A home loan is a long-term financial commitment and imposes a significant weightage on the financial capability of the borrower. Home loans are high value credits with long repayment tenors. Hence, an increase in home loan interest rate can be highly challenging to borrowers due to the increased financial burden they have to bear every month and cumulatively.
Consider this example – An individual borrows a home loan of Rs.20 lakh at an interest rate of 8.75% for a tenor of 15 years or 180 months. Monthly EMIs, therefore, are Rs.19,989 and total interest payable is Rs.15,98,006. If this interest rate is to be increased by 0.5% to 9.25%, then his monthly EMIs would increase to Rs.20,584, and his total interest payable would rise to Rs.17,05,057.
As is demonstrated in the example above, a marginal increase of 0.5% in home loan interest rate led to a rise of Rs.595 in EMIs and Rs.1,07,051 in the cost of loan. Here, even though there is no significant change in the EMI amount, cumulatively the borrower has to pay an additional Rs.1 lakh due to such an increase.
Thus, it is crucial to learn how to deal with increased housing loan rates to avoid any unnecessary financial leakage.
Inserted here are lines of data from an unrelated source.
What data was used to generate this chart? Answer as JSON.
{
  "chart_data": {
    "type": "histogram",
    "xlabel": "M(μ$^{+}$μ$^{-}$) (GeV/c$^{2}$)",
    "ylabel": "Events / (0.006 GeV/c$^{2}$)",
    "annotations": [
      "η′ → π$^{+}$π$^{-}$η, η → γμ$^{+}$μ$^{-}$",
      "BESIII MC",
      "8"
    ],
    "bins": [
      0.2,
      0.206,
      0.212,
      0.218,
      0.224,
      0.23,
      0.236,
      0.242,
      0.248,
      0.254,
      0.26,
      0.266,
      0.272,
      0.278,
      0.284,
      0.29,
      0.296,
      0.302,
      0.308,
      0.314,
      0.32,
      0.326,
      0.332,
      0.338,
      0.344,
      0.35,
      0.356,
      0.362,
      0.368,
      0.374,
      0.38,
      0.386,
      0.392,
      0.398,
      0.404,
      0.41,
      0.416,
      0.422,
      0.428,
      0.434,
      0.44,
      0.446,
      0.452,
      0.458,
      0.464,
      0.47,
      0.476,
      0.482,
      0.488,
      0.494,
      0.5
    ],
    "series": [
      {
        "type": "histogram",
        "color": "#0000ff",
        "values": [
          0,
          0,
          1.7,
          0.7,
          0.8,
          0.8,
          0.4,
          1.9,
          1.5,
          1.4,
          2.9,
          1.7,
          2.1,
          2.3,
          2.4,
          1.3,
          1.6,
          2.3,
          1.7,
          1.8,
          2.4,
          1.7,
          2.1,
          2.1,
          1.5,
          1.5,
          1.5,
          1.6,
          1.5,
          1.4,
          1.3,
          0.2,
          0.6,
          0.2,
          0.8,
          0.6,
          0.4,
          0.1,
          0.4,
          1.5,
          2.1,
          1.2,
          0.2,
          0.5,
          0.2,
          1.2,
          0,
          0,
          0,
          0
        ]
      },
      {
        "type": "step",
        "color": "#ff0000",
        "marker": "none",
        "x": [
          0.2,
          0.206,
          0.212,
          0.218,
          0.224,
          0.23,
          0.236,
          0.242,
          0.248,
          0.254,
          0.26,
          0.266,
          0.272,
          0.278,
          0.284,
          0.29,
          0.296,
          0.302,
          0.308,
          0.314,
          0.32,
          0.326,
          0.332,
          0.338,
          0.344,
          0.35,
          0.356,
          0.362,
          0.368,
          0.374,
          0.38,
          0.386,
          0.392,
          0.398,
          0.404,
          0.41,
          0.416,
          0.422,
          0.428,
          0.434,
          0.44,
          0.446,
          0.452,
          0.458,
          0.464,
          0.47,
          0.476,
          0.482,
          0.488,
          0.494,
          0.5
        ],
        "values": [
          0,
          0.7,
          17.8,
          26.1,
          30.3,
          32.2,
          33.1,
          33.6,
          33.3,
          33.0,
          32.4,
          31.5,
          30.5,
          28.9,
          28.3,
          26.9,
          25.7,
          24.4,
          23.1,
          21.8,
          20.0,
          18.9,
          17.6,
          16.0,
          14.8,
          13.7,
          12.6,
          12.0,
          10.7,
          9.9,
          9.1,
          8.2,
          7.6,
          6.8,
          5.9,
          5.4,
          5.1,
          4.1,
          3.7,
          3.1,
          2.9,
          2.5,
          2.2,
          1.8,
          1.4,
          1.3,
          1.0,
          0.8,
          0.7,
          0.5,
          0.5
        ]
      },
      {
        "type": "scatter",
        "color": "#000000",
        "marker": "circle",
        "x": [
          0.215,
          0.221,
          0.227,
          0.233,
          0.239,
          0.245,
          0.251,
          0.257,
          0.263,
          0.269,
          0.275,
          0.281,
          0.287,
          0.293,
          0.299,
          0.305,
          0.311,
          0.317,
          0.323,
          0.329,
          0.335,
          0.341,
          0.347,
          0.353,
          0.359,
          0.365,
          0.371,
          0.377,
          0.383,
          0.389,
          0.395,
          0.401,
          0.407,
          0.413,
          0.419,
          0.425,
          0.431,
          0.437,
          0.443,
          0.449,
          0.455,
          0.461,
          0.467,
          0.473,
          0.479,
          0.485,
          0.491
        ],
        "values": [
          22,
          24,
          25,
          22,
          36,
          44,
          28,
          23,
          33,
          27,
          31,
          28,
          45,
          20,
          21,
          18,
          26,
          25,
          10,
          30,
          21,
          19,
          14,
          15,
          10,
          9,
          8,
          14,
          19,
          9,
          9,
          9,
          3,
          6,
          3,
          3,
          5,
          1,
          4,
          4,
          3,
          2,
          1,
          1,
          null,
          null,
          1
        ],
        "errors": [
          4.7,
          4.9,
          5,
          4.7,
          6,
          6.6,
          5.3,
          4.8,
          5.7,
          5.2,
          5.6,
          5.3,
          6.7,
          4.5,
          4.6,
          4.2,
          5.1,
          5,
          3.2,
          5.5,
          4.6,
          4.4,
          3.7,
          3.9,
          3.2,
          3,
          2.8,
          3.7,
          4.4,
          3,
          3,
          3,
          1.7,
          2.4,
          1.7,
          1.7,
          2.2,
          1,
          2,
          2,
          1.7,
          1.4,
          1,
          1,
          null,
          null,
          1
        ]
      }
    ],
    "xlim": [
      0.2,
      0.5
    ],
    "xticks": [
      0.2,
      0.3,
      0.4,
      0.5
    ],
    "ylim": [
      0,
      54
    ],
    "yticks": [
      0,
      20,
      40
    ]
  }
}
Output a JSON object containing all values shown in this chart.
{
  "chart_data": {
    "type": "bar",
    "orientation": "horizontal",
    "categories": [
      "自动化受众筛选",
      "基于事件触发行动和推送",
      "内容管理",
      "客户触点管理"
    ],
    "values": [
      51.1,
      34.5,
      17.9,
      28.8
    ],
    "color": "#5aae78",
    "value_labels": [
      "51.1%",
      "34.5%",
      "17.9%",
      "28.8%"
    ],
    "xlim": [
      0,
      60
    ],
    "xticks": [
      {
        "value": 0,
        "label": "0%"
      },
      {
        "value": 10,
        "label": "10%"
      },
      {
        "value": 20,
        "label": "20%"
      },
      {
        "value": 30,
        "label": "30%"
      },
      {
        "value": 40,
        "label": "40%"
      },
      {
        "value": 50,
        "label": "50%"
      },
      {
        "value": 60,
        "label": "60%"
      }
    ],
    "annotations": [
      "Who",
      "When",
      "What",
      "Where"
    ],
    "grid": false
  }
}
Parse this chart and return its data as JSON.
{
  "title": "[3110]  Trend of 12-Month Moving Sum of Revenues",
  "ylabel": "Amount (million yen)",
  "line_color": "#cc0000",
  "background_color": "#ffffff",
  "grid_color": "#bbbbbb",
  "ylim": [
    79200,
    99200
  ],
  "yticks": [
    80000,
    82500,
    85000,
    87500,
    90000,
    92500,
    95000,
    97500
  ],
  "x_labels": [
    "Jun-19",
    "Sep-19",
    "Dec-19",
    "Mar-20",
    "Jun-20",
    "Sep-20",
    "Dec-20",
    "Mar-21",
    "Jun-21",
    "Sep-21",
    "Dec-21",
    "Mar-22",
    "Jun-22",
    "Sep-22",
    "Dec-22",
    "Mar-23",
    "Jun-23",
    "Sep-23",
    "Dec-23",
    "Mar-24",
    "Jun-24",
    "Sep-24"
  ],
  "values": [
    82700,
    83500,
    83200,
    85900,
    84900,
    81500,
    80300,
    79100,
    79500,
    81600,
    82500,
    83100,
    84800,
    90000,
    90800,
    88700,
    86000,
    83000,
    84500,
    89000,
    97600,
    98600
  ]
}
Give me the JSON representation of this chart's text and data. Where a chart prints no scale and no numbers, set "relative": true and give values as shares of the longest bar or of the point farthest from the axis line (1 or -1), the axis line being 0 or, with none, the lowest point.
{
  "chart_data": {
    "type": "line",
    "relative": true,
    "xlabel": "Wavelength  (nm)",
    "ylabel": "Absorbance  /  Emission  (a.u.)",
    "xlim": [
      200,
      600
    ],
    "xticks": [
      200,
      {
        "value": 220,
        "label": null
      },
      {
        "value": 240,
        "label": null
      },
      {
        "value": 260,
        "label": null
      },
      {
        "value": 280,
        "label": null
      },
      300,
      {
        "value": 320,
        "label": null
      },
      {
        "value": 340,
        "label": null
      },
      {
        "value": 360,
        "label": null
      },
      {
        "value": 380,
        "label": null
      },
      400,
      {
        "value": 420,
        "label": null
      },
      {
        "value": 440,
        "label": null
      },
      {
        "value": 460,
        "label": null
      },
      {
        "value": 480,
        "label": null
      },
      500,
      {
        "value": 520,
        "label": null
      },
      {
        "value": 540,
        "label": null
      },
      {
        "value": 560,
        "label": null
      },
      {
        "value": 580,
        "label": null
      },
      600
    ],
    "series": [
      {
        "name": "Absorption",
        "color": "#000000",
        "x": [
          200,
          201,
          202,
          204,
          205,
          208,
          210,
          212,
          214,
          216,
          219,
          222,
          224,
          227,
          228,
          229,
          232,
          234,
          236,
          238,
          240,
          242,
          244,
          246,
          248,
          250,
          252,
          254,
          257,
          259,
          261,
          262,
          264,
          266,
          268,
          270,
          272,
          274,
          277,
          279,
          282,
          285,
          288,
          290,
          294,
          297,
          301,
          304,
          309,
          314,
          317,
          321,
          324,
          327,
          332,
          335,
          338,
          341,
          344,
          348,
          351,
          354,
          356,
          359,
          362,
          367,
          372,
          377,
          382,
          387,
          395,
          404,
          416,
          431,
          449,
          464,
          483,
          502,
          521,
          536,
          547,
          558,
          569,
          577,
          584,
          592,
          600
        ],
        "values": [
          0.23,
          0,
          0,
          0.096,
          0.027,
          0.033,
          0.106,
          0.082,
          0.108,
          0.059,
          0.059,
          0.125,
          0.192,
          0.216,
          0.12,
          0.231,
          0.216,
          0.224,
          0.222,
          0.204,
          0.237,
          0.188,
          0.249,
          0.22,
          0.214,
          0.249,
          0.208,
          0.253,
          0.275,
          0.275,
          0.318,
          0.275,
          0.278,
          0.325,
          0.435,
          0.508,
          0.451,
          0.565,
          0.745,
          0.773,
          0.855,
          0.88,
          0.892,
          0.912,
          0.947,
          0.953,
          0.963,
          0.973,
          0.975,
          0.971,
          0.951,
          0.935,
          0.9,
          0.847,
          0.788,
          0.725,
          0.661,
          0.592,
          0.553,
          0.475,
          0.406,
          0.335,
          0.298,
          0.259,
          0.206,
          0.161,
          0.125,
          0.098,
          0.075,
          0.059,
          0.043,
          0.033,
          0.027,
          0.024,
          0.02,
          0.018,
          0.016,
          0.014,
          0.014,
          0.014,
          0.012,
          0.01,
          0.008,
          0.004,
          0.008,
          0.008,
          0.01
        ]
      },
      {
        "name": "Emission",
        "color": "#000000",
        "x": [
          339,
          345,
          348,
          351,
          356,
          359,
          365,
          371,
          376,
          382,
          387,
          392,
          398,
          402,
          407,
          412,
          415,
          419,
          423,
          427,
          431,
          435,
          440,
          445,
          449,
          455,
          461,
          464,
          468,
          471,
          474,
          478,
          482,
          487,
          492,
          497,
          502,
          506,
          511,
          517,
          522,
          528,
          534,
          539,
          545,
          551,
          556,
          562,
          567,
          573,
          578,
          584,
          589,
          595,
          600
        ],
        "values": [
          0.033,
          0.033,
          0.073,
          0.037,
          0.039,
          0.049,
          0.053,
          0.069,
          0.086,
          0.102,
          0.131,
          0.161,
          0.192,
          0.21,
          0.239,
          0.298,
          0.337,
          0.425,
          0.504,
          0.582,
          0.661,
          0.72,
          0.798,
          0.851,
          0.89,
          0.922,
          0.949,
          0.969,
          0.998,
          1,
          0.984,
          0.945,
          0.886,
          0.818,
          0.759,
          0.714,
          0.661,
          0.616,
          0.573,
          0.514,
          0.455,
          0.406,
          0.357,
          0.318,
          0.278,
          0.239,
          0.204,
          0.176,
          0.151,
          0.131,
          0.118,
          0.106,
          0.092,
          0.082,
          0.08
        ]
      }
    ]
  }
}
Ways to reduce home loan interest burden
In case you are a new borrower, these are the ways how you can opt for a lower interest rate on your home loan –
When applying for a home loan, opt for a higher down payment. This measure reduces the liability from the respective financial institution, which in turn prompts it to levy a lower interest rate. It is one of the top tips to get the lowest home loan interest rate.
Also consider that a higher down payment will in turn reduce the total loan availed which will automatically make your loan more financially feasible.
Opt for a shorter tenor during application as it will bring down the total interest you pay on your home loan cumulatively. Considering the above example, if the tenor were brought down to 12 years, the total interest payable would stand at Rs.12,37,108.
If you are an existing borrower, adopt the following measures to reduce home loan interest rates –
If in any month you possess additional idle funds, you can utilize it to make part-prepayments for your home loan. This measure would reduce your loan obligation and thus, lower the total interest payable. It is one of the ways to reduce home loan tenure and EMI.
Also, if your income increases, you can apportion a part of that hike towards increasing your EMIs, which would result in faster repayment of your home loan, thereby reducing the total interest payable.
You can also choose to balance your home loan to a different financial institution which levies a lower rate of interest. It is why you should be choosing a home loan balance transfer.
However, you should consider the phase of home loan repayment tenor in which you make a home loan transfer; it can have a significant effect over the profitability of the transfer.
It is, nevertheless, crucial to note that credit score does not impose much weight in case of home loan eligibility and approval as it is a secured line of credit. However, your employment stability and income will be major determinants in the loan.
Regardless, a substantial credit score allows you to fetch affordable home loan interest rates. Thus, it is crucial to improve your credit score by creating a considerable credit history and repayment history.